In sharp contrast to these global flashpoints, Bangladesh and India currently maintain an unprecedented status of having completely resolved all outstanding territorial and maritime border disputes. This monumental administrative achievement was realized entirely through peaceful negotiation, bilateral treaties, and international judicial arbitration. Following the 1971 Liberation War, directed by the founding leader of the nation, Bangabandhu Sheikh Mujibur Rahman, Bangladesh secured its independence but lacked a definitively demarcated, comprehensive national map. This complication was a direct legacy of the 1947 partition of the subcontinent, which left a complex network of sovereign enclaves trapped deep within each other’s territories.

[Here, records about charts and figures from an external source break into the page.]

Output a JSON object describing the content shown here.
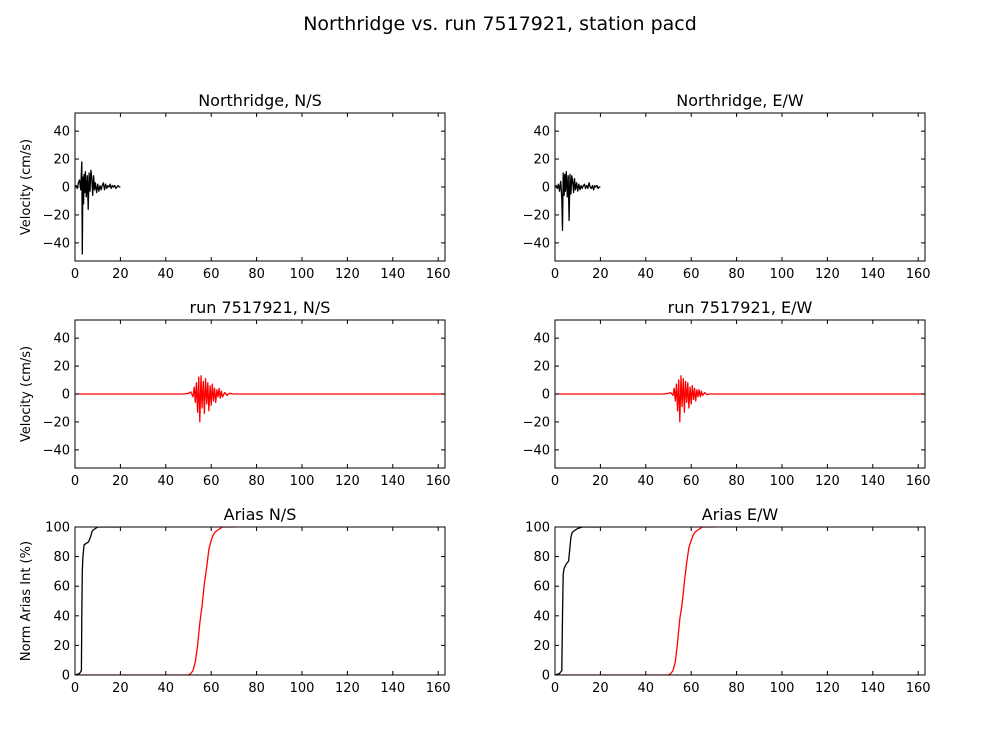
{
  "figure_title": "Northridge vs. run 7517921, station pacd",
  "colors": {
    "observed": "#000000",
    "synthetic": "#ff0000",
    "axes": "#000000",
    "background": "#ffffff"
  },
  "chart_data": [
    {
      "type": "line",
      "title": "Northridge, N/S",
      "xlabel": "",
      "ylabel": "Velocity (cm/s)",
      "xlim": [
        0,
        163
      ],
      "ylim": [
        -53,
        53
      ],
      "xticks": [
        0,
        20,
        40,
        60,
        80,
        100,
        120,
        140,
        160
      ],
      "yticks": [
        -40,
        -20,
        0,
        20,
        40
      ],
      "grid": false,
      "series": [
        {
          "color": "#000000",
          "x": [
            0,
            0.5,
            1,
            1.5,
            2,
            2.5,
            3,
            3.2,
            3.5,
            3.8,
            4,
            4.3,
            4.6,
            5,
            5.4,
            5.8,
            6.2,
            6.6,
            7,
            7.4,
            7.8,
            8.2,
            8.6,
            9,
            9.5,
            10,
            10.5,
            11,
            11.5,
            12,
            12.5,
            13,
            13.5,
            14,
            14.5,
            15,
            15.5,
            16,
            16.5,
            17,
            17.5,
            18,
            18.5,
            19,
            19.5,
            20
          ],
          "y": [
            0,
            1,
            -1,
            3,
            5,
            -2,
            18,
            -48,
            7,
            -12,
            9,
            -4,
            11,
            -7,
            8,
            -16,
            10,
            -3,
            12,
            6,
            -6,
            8,
            -2,
            3,
            -4,
            2,
            -3,
            1,
            -2,
            1,
            3,
            -2,
            2,
            -1,
            1,
            0,
            2,
            -1,
            1,
            0,
            1,
            -1,
            0,
            1,
            0,
            0
          ]
        }
      ]
    },
    {
      "type": "line",
      "title": "Northridge, E/W",
      "xlabel": "",
      "ylabel": "",
      "xlim": [
        0,
        163
      ],
      "ylim": [
        -53,
        53
      ],
      "xticks": [
        0,
        20,
        40,
        60,
        80,
        100,
        120,
        140,
        160
      ],
      "yticks": [
        -40,
        -20,
        0,
        20,
        40
      ],
      "grid": false,
      "series": [
        {
          "color": "#000000",
          "x": [
            0,
            0.5,
            1,
            1.5,
            2,
            2.5,
            3,
            3.3,
            3.6,
            4,
            4.3,
            4.6,
            5,
            5.4,
            5.8,
            6.2,
            6.6,
            7,
            7.4,
            7.8,
            8.2,
            8.6,
            9,
            9.5,
            10,
            10.5,
            11,
            11.5,
            12,
            12.5,
            13,
            13.5,
            14,
            14.5,
            15,
            15.5,
            16,
            16.5,
            17,
            17.5,
            18,
            18.5,
            19,
            19.5,
            20
          ],
          "y": [
            0,
            1,
            -1,
            2,
            -3,
            4,
            -8,
            -31,
            10,
            -6,
            9,
            -3,
            11,
            -7,
            8,
            -24,
            9,
            -5,
            8,
            4,
            -4,
            6,
            -2,
            3,
            -3,
            2,
            -2,
            1,
            -1,
            1,
            2,
            -1,
            1,
            -1,
            3,
            0,
            -1,
            1,
            -2,
            1,
            0,
            1,
            -1,
            0,
            0
          ]
        }
      ]
    },
    {
      "type": "line",
      "title": "run 7517921, N/S",
      "xlabel": "",
      "ylabel": "Velocity (cm/s)",
      "xlim": [
        0,
        163
      ],
      "ylim": [
        -53,
        53
      ],
      "xticks": [
        0,
        20,
        40,
        60,
        80,
        100,
        120,
        140,
        160
      ],
      "yticks": [
        -40,
        -20,
        0,
        20,
        40
      ],
      "grid": false,
      "series": [
        {
          "color": "#ff0000",
          "x": [
            0,
            10,
            20,
            30,
            40,
            46,
            48,
            50,
            51,
            52,
            52.5,
            53,
            53.5,
            54,
            54.5,
            55,
            55.5,
            56,
            56.5,
            57,
            57.5,
            58,
            58.5,
            59,
            59.5,
            60,
            60.5,
            61,
            61.5,
            62,
            62.5,
            63,
            63.5,
            64,
            64.5,
            65,
            66,
            67,
            68,
            70,
            80,
            100,
            120,
            140,
            160,
            163
          ],
          "y": [
            0,
            0,
            0,
            0,
            0,
            0,
            0,
            0.5,
            1.5,
            -2,
            5,
            -6,
            8,
            -13,
            12,
            -20,
            13,
            -10,
            9,
            -14,
            11,
            -7,
            8,
            -12,
            6,
            -8,
            7,
            -5,
            4,
            -6,
            3,
            -2,
            4,
            -3,
            2,
            -2,
            1,
            -1,
            0.5,
            0,
            0,
            0,
            0,
            0,
            0,
            0
          ]
        }
      ]
    },
    {
      "type": "line",
      "title": "run 7517921, E/W",
      "xlabel": "",
      "ylabel": "",
      "xlim": [
        0,
        163
      ],
      "ylim": [
        -53,
        53
      ],
      "xticks": [
        0,
        20,
        40,
        60,
        80,
        100,
        120,
        140,
        160
      ],
      "yticks": [
        -40,
        -20,
        0,
        20,
        40
      ],
      "grid": false,
      "series": [
        {
          "color": "#ff0000",
          "x": [
            0,
            10,
            20,
            30,
            40,
            46,
            48,
            50,
            51,
            52,
            52.5,
            53,
            53.5,
            54,
            54.5,
            55,
            55.5,
            56,
            56.5,
            57,
            57.5,
            58,
            58.5,
            59,
            59.5,
            60,
            60.5,
            61,
            61.5,
            62,
            62.5,
            63,
            63.5,
            64,
            64.5,
            65,
            66,
            67,
            68,
            70,
            80,
            100,
            120,
            140,
            160,
            163
          ],
          "y": [
            0,
            0,
            0,
            0,
            0,
            0,
            0,
            0.5,
            1,
            -1,
            4,
            -5,
            7,
            -12,
            10,
            -20,
            13,
            -9,
            11,
            -13,
            9,
            -6,
            8,
            -10,
            5,
            -7,
            6,
            -4,
            4,
            -5,
            3,
            -2,
            3,
            -2,
            2,
            -1,
            1,
            -0.5,
            0,
            0,
            0,
            0,
            0,
            0,
            0,
            0
          ]
        }
      ]
    },
    {
      "type": "line",
      "title": "Arias N/S",
      "xlabel": "",
      "ylabel": "Norm Arias Int (%)",
      "xlim": [
        0,
        163
      ],
      "ylim": [
        0,
        100
      ],
      "xticks": [
        0,
        20,
        40,
        60,
        80,
        100,
        120,
        140,
        160
      ],
      "yticks": [
        0,
        20,
        40,
        60,
        80,
        100
      ],
      "grid": false,
      "series": [
        {
          "color": "#000000",
          "x": [
            0,
            2,
            2.8,
            3,
            3.2,
            3.5,
            4,
            5,
            6,
            7,
            7.5,
            8,
            9,
            10,
            12,
            15,
            20
          ],
          "y": [
            0,
            1,
            3,
            40,
            70,
            80,
            88,
            89,
            90,
            94,
            97,
            98,
            99,
            100,
            100,
            100,
            100
          ]
        },
        {
          "color": "#ff0000",
          "x": [
            0,
            20,
            40,
            50,
            51,
            52,
            53,
            54,
            55,
            56,
            57,
            58,
            59,
            60,
            61,
            62,
            63,
            64,
            65,
            66,
            68,
            70
          ],
          "y": [
            0,
            0,
            0,
            0,
            1,
            3,
            9,
            20,
            35,
            47,
            62,
            73,
            85,
            91,
            95,
            97,
            98,
            99,
            100,
            100,
            100,
            100
          ]
        }
      ]
    },
    {
      "type": "line",
      "title": "Arias E/W",
      "xlabel": "",
      "ylabel": "",
      "xlim": [
        0,
        163
      ],
      "ylim": [
        0,
        100
      ],
      "xticks": [
        0,
        20,
        40,
        60,
        80,
        100,
        120,
        140,
        160
      ],
      "yticks": [
        0,
        20,
        40,
        60,
        80,
        100
      ],
      "grid": false,
      "series": [
        {
          "color": "#000000",
          "x": [
            0,
            2,
            3,
            3.3,
            3.6,
            4,
            5,
            6,
            7,
            7.5,
            8,
            9,
            10,
            12,
            15,
            20
          ],
          "y": [
            0,
            1,
            3,
            40,
            68,
            72,
            75,
            77,
            93,
            96,
            97,
            98,
            99,
            100,
            100,
            100
          ]
        },
        {
          "color": "#ff0000",
          "x": [
            0,
            20,
            40,
            50,
            51,
            52,
            53,
            54,
            55,
            56,
            57,
            58,
            59,
            60,
            61,
            62,
            63,
            64,
            65,
            66,
            68,
            70
          ],
          "y": [
            0,
            0,
            0,
            0,
            1,
            3,
            9,
            22,
            38,
            48,
            63,
            76,
            86,
            91,
            95,
            97,
            98,
            99,
            100,
            100,
            100,
            100
          ]
        }
      ]
    }
  ]
}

This structural anomaly was permanently resolved under the executive leadership of Prime Minister Sheikh Hasina. On the midnight of 31 July 2015, the two neighbouring nations formally executed the historic Land Boundary Agreement (LBA), initiating a comprehensive exchange of enclaves.

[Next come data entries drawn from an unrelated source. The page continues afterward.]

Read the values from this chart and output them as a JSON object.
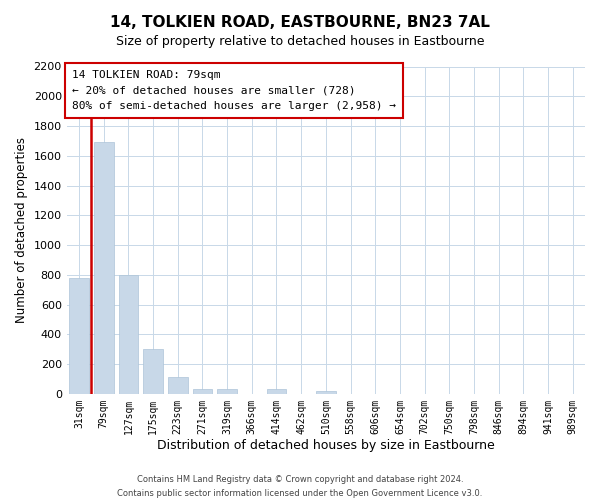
{
  "title": "14, TOLKIEN ROAD, EASTBOURNE, BN23 7AL",
  "subtitle": "Size of property relative to detached houses in Eastbourne",
  "xlabel": "Distribution of detached houses by size in Eastbourne",
  "ylabel": "Number of detached properties",
  "footer_line1": "Contains HM Land Registry data © Crown copyright and database right 2024.",
  "footer_line2": "Contains public sector information licensed under the Open Government Licence v3.0.",
  "bar_labels": [
    "31sqm",
    "79sqm",
    "127sqm",
    "175sqm",
    "223sqm",
    "271sqm",
    "319sqm",
    "366sqm",
    "414sqm",
    "462sqm",
    "510sqm",
    "558sqm",
    "606sqm",
    "654sqm",
    "702sqm",
    "750sqm",
    "798sqm",
    "846sqm",
    "894sqm",
    "941sqm",
    "989sqm"
  ],
  "bar_values": [
    780,
    1690,
    800,
    300,
    115,
    35,
    35,
    0,
    30,
    0,
    20,
    0,
    0,
    0,
    0,
    0,
    0,
    0,
    0,
    0,
    0
  ],
  "bar_color": "#c8d8e8",
  "property_bar_index": 1,
  "annotation_title": "14 TOLKIEN ROAD: 79sqm",
  "annotation_line1": "← 20% of detached houses are smaller (728)",
  "annotation_line2": "80% of semi-detached houses are larger (2,958) →",
  "annotation_box_facecolor": "#ffffff",
  "annotation_box_edgecolor": "#cc0000",
  "ylim": [
    0,
    2200
  ],
  "yticks": [
    0,
    200,
    400,
    600,
    800,
    1000,
    1200,
    1400,
    1600,
    1800,
    2000,
    2200
  ],
  "vertical_line_color": "#cc0000",
  "grid_color": "#c8d8e8",
  "title_fontsize": 11,
  "subtitle_fontsize": 9
}
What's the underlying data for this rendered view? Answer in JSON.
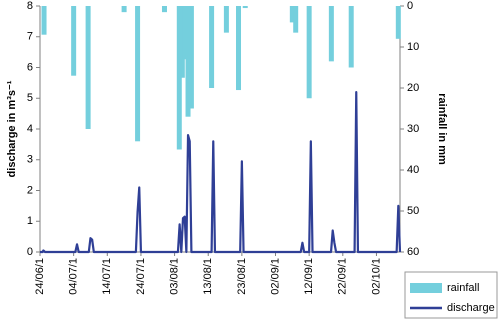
{
  "chart_data": {
    "type": "bar_line",
    "y_label": "discharge in m³s⁻¹",
    "y2_label": "rainfall in mm",
    "xlim": [
      0,
      107
    ],
    "xticks": [
      {
        "value": 0,
        "label": "24/06/1"
      },
      {
        "value": 10,
        "label": "04/07/1"
      },
      {
        "value": 20,
        "label": "14/07/1"
      },
      {
        "value": 30,
        "label": "24/07/1"
      },
      {
        "value": 40,
        "label": "03/08/1"
      },
      {
        "value": 50,
        "label": "13/08/1"
      },
      {
        "value": 60,
        "label": "23/08/1"
      },
      {
        "value": 70,
        "label": "02/09/1"
      },
      {
        "value": 80,
        "label": "12/09/1"
      },
      {
        "value": 90,
        "label": "22/09/1"
      },
      {
        "value": 100,
        "label": "02/10/1"
      }
    ],
    "ylim": [
      0,
      8
    ],
    "yticks": [
      0,
      1,
      2,
      3,
      4,
      5,
      6,
      7,
      8
    ],
    "y2lim": [
      60,
      0
    ],
    "y2ticks": [
      0,
      10,
      20,
      30,
      40,
      50,
      60
    ],
    "legend": "bottom-right",
    "series": [
      {
        "name": "rainfall",
        "type": "bar",
        "axis": "y2",
        "color": "#74cfdd",
        "x": [
          1.2,
          10,
          14.3,
          25,
          29,
          37,
          41.4,
          42.3,
          43,
          44,
          45,
          51,
          55.4,
          59,
          61,
          75,
          76,
          80,
          86.6,
          92.5,
          106.5
        ],
        "values": [
          7,
          17,
          30,
          1.5,
          33,
          1.5,
          35,
          17.5,
          13,
          27,
          25,
          20,
          6.5,
          20.5,
          0.5,
          4,
          6.5,
          22.5,
          13.5,
          15,
          8
        ]
      },
      {
        "name": "discharge",
        "type": "line",
        "color": "#2f3f96",
        "x": [
          0,
          0.8,
          1,
          1.5,
          10.5,
          11,
          11.5,
          14.5,
          15,
          15.5,
          16,
          28.5,
          29,
          29.5,
          30,
          41,
          41.5,
          42,
          42.5,
          43,
          43.5,
          44,
          44.5,
          45,
          51,
          51.5,
          52,
          59.5,
          60,
          60.5,
          77.5,
          78,
          78.5,
          80,
          80.5,
          81,
          86.5,
          87,
          87.5,
          88,
          93.5,
          94,
          94.5,
          106,
          106.5,
          107
        ],
        "values": [
          0,
          0,
          0.05,
          0,
          0,
          0.25,
          0,
          0,
          0.45,
          0.4,
          0,
          0,
          1.3,
          2.1,
          0,
          0,
          0.9,
          0,
          1.1,
          1.15,
          0,
          3.8,
          3.6,
          0,
          0,
          3.6,
          0,
          0,
          2.95,
          0,
          0,
          0.3,
          0,
          0,
          3.6,
          0,
          0,
          0.7,
          0.3,
          0,
          0,
          5.2,
          0,
          0,
          1.5,
          0
        ]
      }
    ]
  }
}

This structural exchange permanently resolved a 6.1-kilometre stretch of unmarred border, finalising the geographical map of Bangladesh. The treaty legally enfranchised nearly 50,000 enclave residents, granting them formal citizenship and immediate access to constitutional fundamental rights, effectively ending decades of statelessness.

Furthermore, Sheikh Hasina successfully mediated a decades-old maritime dispute regarding sovereign rights over the territorial waters and continental shelf of the Bay of Bengal. On 7 July 2014, the Permanent Court of Arbitration (PCA) in The Hague delivered a landmark judicial ruling. The international court awarded Bangladesh sovereign rights over 19,467 square kilometres of the disputed 25,602-square-kilometre maritime zone. Through these two monumental initiatives, the administration demonstrated that long-standing, volatile border disputes could be permanently settled through structured legal channels and bilateral dialogue, entirely avoiding the necessity of bloody military conflicts.

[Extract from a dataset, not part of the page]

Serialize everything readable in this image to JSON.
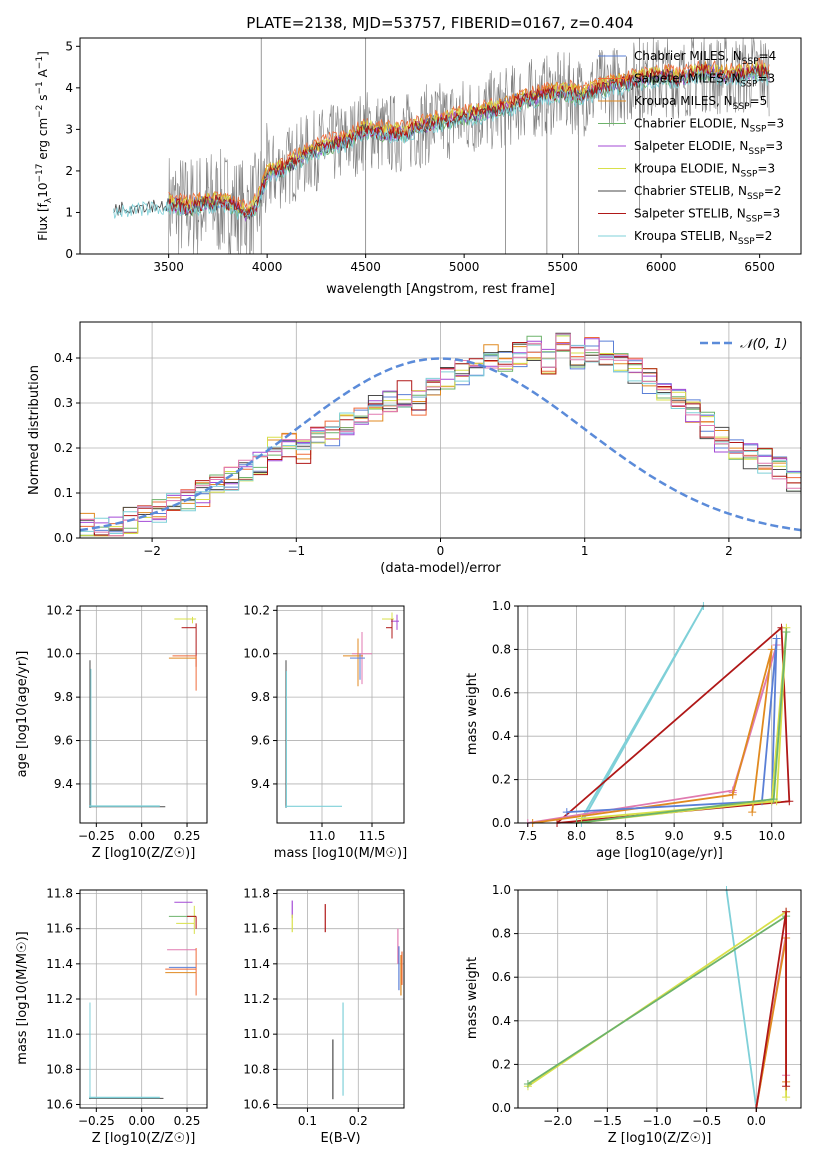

The Path of Mutual Equity and Diplomatic Engagement

It remains an unalterable geopolitical reality that India and Bangladesh are permanent geographic neighbours. Consequently, regardless of the political friction or diplomatic strain that may occasionally compromise bilateral relations, all systemic border issues must be addressed through constructive dialogue and sustained diplomatic efforts. Hyperbolic political rhetoric deployed during electoral campaigns—including anti-Bangladesh rhetoric by Indian politicians or populist anti-India slogans within the domestic politics of Bangladesh—may successfully mobilize specific voting blocs, but such maneuvers do nothing to resolve the underlying structural crises.

A sustainable, tranquil border environment can only be achieved by fostering a friendly bilateral relationship rooted strictly in equity, mutual respect, and international law. Inflammatory, unverified public statements issued by political figures—ranging from unsubstantiated claims regarding millions of illegal migrants to provocative remarks regarding the strategic “Chicken’s Neck” corridor, the internal security of the northeastern Seven Sisters states, or aggressive rhetoric concerning the rapid military occupation of state capitals—only serve to complicate bilateral diplomacy. Such provocative postures inflict severe economic and political harm on both nations. Given the asymmetric nature of the regional market, Bangladesh—as a smaller, import-dependent economy—stands to incur the heaviest financial and developmental damages if bilateral cooperation breaks down in favour of unilateral physical isolation.